O segundo aspecto é não ficar no básico. Tudo bem, um gigante é obviamente mais forte numa situação de combate, mas será que isso é tudo? Tavis, por exemplo, é um excelente batedor, um tão bom, que na verdade isso é um dos grandes encantos da história. É fabuloso ver como ele consegue resolver uma série de problemas da história por sua habilidade profissional, e não por suas vantagens raciais. Aliás, para alguém que precisa ser furtivo, ser gigante pode bem ser um estorvo…

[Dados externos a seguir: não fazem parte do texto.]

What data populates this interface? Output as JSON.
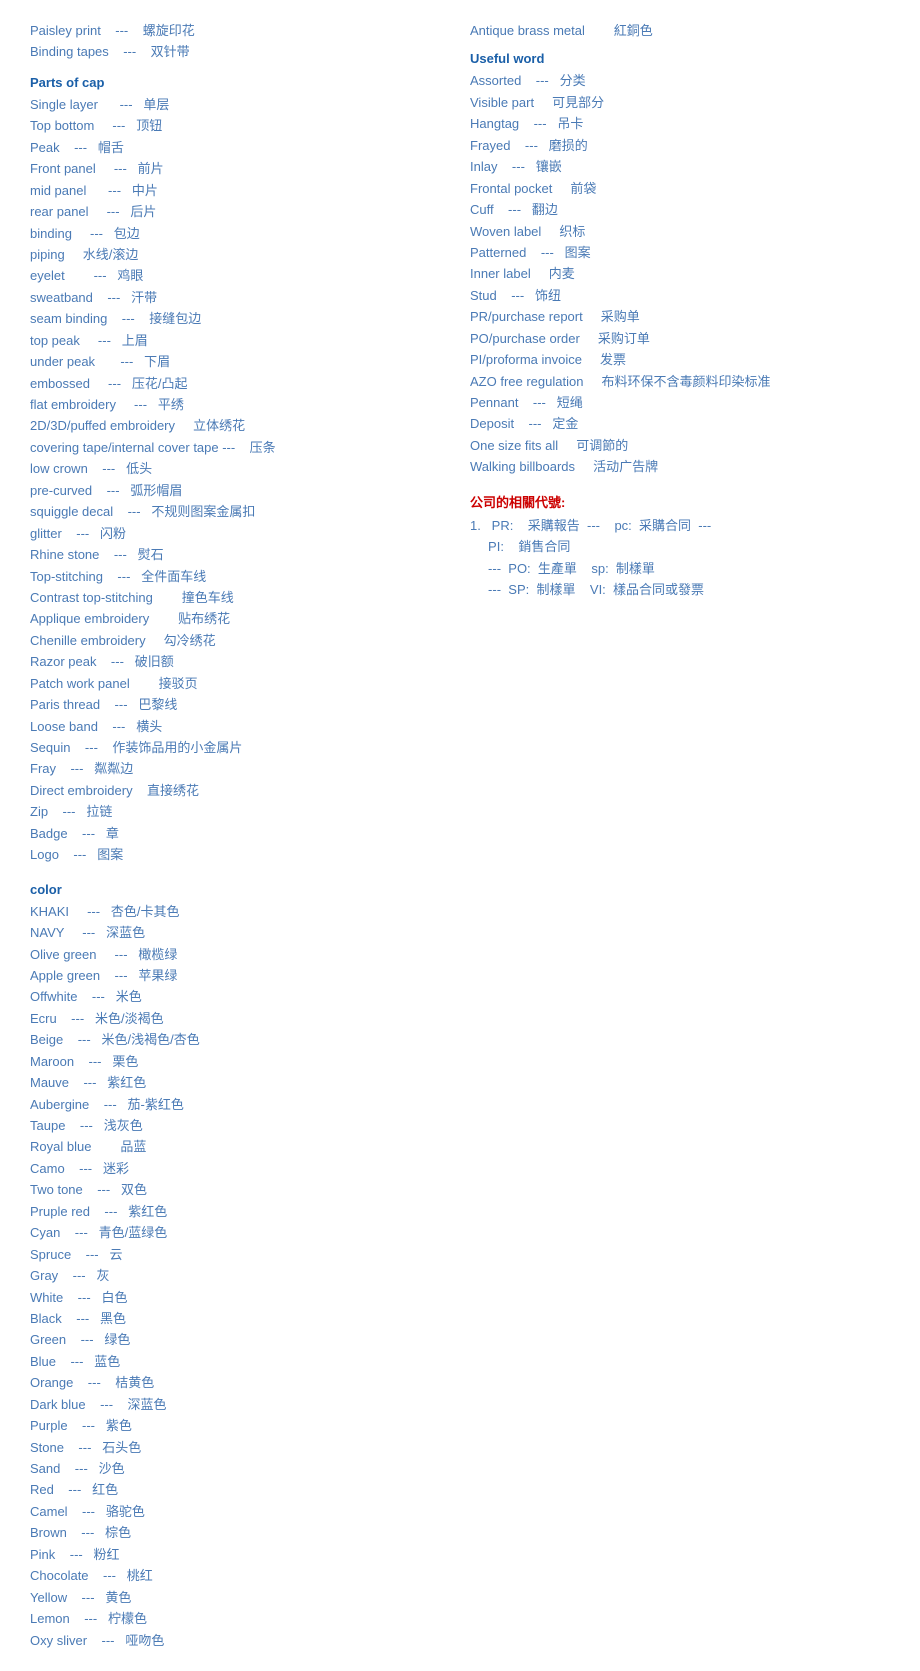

Então, se decidir deixar um jogador tomar o papel de um gigante, ou se você é um jogador que quer jogar com um gigante, pense em como pode ser estimulante avaliar os impactos da profissão deste personagem. Um gigante ladino, mago, clérigo? Seria possível? Que impactos positivos e negativos o personagem poderia causar na diversão da campanha? Que vantagens e desvantagens específicas ele teria ao exercer determinada profissão, sendo um gigante? Seriam coisas legais a explorar na prática experimentando isso numa campanha, ou em apenas uma sessão de jogo.
Tavis, também é um proscrito. Conforme a saga evolui (nos próximos livros) veremos que ele não se encaixa perfeitamente entre os membros de usa raça e tãopouco entre os humanos. É bem provável que isto venha a fazer parte da realidade de uma campanha que adote um personagem gigante. Isso é mais um conflito. Conflito traz o drama. E daí pode vir mais diversão para seu jogo de RPG.
Tudo bem… Deixa pra lá! Sem personagens gigantes… Isso tudo aí seria muito complicado (e realmente, pode trazer uma complexidade a mais para a campanha e algum perigo de desbalanceamento). E se estivermos falando de um sistema de RPG de pontos, como GURPS, pode ficar difícil fazer um personagem gigante sem que ele custe um pouco mais que os outros personagens. Isso talvez exigiria um nível de campanha mais elevado, com personagens de 150 a 250 pontos. Mas e se o vilão, ou alguns vilões da história fossem gigantes?
Não, não estou falando de um inimigo para um combate. Ou de um guardião. Estou falando de um vilão. Aquele personagem que vai aparecer muitas vezes na campanha e atormentar os heróis. Goboka, o feiticeiro ogro do livro é um ótimo exemplo de vilão. É forte, mesquinho, perspicaz, tem muitos truques na manga e consegue infernizar a vida de Tavis. Novamente, vale o mesmo princípio. É um gigante, mas, sua profissão, de “xamã das trevas” o torna mais interessante e permite que exerça o papel de vilão na história. E com vilões, é legal pensar em cebolas, cada camada retirada, pode revelar uma nova faceta, e no final, pode haver algo a mais por trás para tornar a campanha mais interessante ainda.
Bom, é isso aí! Melhor parar por aqui, senão nos estendemos demais! Espero que tenham gostado. E até a próxima Resenha & Aventura!